It’s that time of year again. I love Christmas and the whole month from Thanksgiving to Christmas Eve – all the planning and buying and parties and food! But, the other day, when someone asked me what I wanted most from Santa, I responded without even thinking – “Quiet. I want a whole lot of quiet.”

Maybe it’s the state of the political climate; maybe it’s the after effects of a world-altering pandemic; or maybe it’s just that I’m getting old. But everything seems so … noisy! Traffic is at an all-time high in our city, and with that comes the constant blaring of horns and road-rage-fueled yells from open windows. Shoppers in Walmart and the grocery store seem to be speaking at full volume, and my ears are constantly ringing. Every time money comes out of my bank account, my phone bleeps loudly at me — and it happens frighteningly often! Even the Christmas music I love so much has become irritating. It loops constantly in my office, every day from 7:30 to 5 p.m. If I hear Englebert Humperdinck sing ‘Blue Christmas’ one more time, I just may take to drinking.

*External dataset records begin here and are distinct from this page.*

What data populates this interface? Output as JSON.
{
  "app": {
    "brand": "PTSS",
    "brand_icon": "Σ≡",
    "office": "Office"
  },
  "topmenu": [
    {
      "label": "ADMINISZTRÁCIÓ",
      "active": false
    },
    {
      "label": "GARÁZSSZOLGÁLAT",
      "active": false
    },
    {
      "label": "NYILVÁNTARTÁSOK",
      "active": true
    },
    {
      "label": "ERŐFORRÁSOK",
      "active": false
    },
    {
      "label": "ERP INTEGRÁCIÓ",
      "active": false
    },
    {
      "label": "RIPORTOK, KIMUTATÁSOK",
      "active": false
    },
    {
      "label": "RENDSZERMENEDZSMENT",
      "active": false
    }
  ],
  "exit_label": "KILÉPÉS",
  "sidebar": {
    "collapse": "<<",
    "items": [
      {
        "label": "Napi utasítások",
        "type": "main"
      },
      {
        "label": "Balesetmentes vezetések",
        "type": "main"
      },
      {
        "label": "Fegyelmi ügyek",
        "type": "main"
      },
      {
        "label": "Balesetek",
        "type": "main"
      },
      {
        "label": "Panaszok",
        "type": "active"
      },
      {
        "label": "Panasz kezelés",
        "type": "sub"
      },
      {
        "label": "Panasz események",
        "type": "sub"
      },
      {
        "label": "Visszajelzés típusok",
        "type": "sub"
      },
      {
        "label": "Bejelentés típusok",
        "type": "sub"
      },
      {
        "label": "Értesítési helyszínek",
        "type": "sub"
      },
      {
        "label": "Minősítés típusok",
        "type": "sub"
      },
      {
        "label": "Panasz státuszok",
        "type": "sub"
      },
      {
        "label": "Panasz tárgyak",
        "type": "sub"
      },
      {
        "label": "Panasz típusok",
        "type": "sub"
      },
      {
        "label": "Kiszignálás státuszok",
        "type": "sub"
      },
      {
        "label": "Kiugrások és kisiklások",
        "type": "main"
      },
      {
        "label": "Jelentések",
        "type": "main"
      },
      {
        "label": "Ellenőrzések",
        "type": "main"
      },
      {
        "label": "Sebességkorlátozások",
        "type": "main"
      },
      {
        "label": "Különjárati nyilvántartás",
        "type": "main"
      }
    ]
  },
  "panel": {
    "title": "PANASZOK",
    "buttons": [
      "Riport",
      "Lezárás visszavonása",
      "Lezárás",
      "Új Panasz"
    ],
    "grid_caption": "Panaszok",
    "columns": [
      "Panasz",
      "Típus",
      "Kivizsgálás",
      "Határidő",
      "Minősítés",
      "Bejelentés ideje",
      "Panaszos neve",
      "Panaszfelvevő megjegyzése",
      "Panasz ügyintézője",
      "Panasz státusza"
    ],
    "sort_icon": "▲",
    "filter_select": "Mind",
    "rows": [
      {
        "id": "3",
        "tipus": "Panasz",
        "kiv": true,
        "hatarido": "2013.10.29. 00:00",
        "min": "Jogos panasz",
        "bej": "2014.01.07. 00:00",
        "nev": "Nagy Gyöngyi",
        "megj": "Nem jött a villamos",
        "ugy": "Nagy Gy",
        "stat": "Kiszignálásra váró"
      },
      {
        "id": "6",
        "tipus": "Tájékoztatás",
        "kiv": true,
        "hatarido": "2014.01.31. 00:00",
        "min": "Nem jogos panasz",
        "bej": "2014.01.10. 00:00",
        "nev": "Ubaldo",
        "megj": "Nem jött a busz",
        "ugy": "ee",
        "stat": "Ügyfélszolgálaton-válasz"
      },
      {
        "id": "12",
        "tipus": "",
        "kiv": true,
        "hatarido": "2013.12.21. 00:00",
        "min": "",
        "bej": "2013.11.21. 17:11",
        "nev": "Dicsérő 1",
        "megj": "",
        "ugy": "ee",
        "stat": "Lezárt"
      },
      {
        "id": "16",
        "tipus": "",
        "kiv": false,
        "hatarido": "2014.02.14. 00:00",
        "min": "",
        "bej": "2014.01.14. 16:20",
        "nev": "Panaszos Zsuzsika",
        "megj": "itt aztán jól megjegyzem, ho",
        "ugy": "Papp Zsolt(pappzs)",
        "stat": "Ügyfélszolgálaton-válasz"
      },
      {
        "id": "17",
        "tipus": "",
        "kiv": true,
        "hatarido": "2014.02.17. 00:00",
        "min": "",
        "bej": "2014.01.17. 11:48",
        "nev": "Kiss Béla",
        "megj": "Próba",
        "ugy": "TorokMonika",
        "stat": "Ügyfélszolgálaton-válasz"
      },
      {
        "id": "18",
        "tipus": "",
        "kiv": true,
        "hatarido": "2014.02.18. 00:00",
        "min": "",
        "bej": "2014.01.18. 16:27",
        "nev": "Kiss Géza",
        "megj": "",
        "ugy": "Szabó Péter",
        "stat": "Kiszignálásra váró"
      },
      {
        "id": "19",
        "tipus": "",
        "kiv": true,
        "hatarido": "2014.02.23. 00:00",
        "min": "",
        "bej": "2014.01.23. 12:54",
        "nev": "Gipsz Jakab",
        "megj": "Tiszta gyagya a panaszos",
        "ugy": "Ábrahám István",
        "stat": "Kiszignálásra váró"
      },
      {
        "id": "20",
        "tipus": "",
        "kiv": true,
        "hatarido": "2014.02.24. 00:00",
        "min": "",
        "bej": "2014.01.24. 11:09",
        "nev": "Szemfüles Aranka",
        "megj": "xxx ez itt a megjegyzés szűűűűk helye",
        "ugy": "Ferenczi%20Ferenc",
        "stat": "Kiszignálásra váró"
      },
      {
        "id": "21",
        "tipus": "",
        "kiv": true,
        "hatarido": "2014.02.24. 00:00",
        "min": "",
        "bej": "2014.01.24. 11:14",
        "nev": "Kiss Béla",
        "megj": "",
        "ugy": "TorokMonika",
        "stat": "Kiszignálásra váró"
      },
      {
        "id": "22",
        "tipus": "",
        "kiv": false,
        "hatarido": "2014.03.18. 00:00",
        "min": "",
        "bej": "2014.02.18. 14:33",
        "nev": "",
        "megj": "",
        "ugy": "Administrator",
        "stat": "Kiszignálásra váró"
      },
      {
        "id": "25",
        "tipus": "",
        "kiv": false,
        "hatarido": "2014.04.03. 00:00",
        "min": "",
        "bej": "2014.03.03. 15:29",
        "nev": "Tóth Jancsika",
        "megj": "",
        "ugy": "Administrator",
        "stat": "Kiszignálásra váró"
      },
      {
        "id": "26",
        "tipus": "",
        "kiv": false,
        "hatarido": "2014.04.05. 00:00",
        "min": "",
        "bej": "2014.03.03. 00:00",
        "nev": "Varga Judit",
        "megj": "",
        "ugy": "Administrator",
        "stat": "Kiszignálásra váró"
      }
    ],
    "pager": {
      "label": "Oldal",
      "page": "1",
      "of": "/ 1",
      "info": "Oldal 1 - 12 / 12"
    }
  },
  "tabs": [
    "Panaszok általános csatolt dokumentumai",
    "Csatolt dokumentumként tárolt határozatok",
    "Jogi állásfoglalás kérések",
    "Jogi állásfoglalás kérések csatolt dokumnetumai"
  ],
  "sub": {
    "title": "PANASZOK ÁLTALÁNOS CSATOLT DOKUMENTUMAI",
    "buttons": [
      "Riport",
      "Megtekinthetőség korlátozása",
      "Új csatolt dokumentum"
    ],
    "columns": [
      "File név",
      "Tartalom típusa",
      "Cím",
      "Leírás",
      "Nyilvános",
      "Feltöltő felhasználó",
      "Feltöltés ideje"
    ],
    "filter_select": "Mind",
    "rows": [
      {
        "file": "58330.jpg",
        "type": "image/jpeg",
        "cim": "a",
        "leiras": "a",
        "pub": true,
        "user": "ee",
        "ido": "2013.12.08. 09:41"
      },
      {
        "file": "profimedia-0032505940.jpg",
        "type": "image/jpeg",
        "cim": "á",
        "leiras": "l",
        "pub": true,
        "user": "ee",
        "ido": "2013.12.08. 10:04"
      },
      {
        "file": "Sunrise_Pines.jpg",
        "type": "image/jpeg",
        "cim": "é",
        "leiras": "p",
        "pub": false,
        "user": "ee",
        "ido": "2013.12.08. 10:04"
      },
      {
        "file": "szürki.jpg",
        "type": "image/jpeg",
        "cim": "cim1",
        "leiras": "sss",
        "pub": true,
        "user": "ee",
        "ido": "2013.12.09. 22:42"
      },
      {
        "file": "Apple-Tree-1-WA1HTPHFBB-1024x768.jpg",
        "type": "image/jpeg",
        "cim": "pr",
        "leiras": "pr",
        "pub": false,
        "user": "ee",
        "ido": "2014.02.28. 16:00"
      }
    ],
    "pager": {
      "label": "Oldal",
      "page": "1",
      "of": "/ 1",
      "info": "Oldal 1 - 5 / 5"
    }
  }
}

I’ve never been a Scrooge. I tend to be more like Buddy the Elf, all excited and giddy at the thought of all this Christmas noise. But not this year. This year I am channeling Ebenezer quite brilliantly. Maybe I just need a day off to lay in bed and listen to nothing but my own breathing.

This morning, after my shower spent wondering how likely it would be that I could win the lottery and plan my solitary day of quiet, I turned on the news … on mute, because there’s nothing louder than talking news heads in the morning.

And there it was, filling the screen — a snapshot. Slightly blurry and off center, the photo was of three little girls. Their gap-toothed grins and curly blond hair left no doubt they were sisters. Two of the girls were lying in the bathtub, snuggled together, in sweatshirts and ponytails. One of the girls held a doll tightly in her arms. The third girl was leaning against the edge of the tub. All three were locking eyes with whoever took the picture.

I wish I’d turned off the television right then. I could have just carried that sweet image in my head today. But the caption appeared underneath the photograph — “PHOTO TAKEN MOMENTS BEFORE TORNADO KILLS CHILD.”

And so I reached for the remote and tapped the volume key. The words rolled over me while I stood there. You’ve probably heard their story by now. The girls lived in Kentucky with their parents. Like we all have been told to do, they were sheltering in the bathroom while tornados sliced through their county. Their mom took that picture to send to relatives to assure them that they were all safe.

Just minutes later, none of them were safe.

When nature was through with them, they found themselves in a field not far from the remains of their house. One of the girls lay there with a broken back and now faces major surgery. Another of the three girls is in a coma with severe brain damage and more than likely will never wake up. And the third will never wake up again at all. She was still holding her doll when they found her body.

Relatives spoke for the parents on the news because I imagine the last thing on the parents’ mind right now is what the rest of us in the world think of their story. I imagine they are struggling to merely survive each second as it comes. I imagine the grief they are buried in must weigh more than any human being should ever have to bear.

The family’s neighbor said that when the tornado touched down on their street there was no noise at all. Only a deathly quiet.

Looking at the photo that’s still on the screen of three precious girls, I can almost hear the giggles that must have echoed in that room as they crowded together, waiting out the storm and ready to run free in the house once again. I bet they talked about Christmas and their friends and what was for dinner. I can almost hear their mom saying, “Only a few more minutes” and their dad reassuring them “Everything’s fine.”

But then it all got quiet. And now their house will forever be the worst kind of quiet there is — that empty quiet when someone who once talked and laughed and sighed and sang is no longer there to make a sound at all.

And I am so ashamed. How dare I resent one noisy moment I have when I am so abundantly blessed with sounds I love and the people who make them. I’ve been in a house where the silence of loss is a palpable thing, and I should have learned the lesson of gratitude better than I have.

So today, and every day that is left of this year, I will not turn down the volume on the television or the radio or life itself. I will soak it all in, because every second I’m breathing and listening is a gift. An irreplaceable gift, that you can never replenish.

The dogs are at the front window barking at the neighbor’s inflatable snowman. The brakes on the garbage truck at the corner are squealing. The alarm on my phone is ringing. The coffee maker is beeping because it’s low on water. And my phone just bleeped as my last dollar drained out of the bank.

And I’m smiling through my tears. It’s a Jimmy Stewart — Wonderful Life kind of moment.

“What’s wrong?” Tim asks.

“Absolutely nothing,” I answer.

He smiles and shakes his head at me. He’s wise enough to know the ways a woman’s mind works will forever be a mystery.

Since I still haven’t won the lottery, I will head to work. And maybe I’ll even sing along with Englebert Humperdinck.

Merry Christmas, everyone. May your life be full of beautiful noise.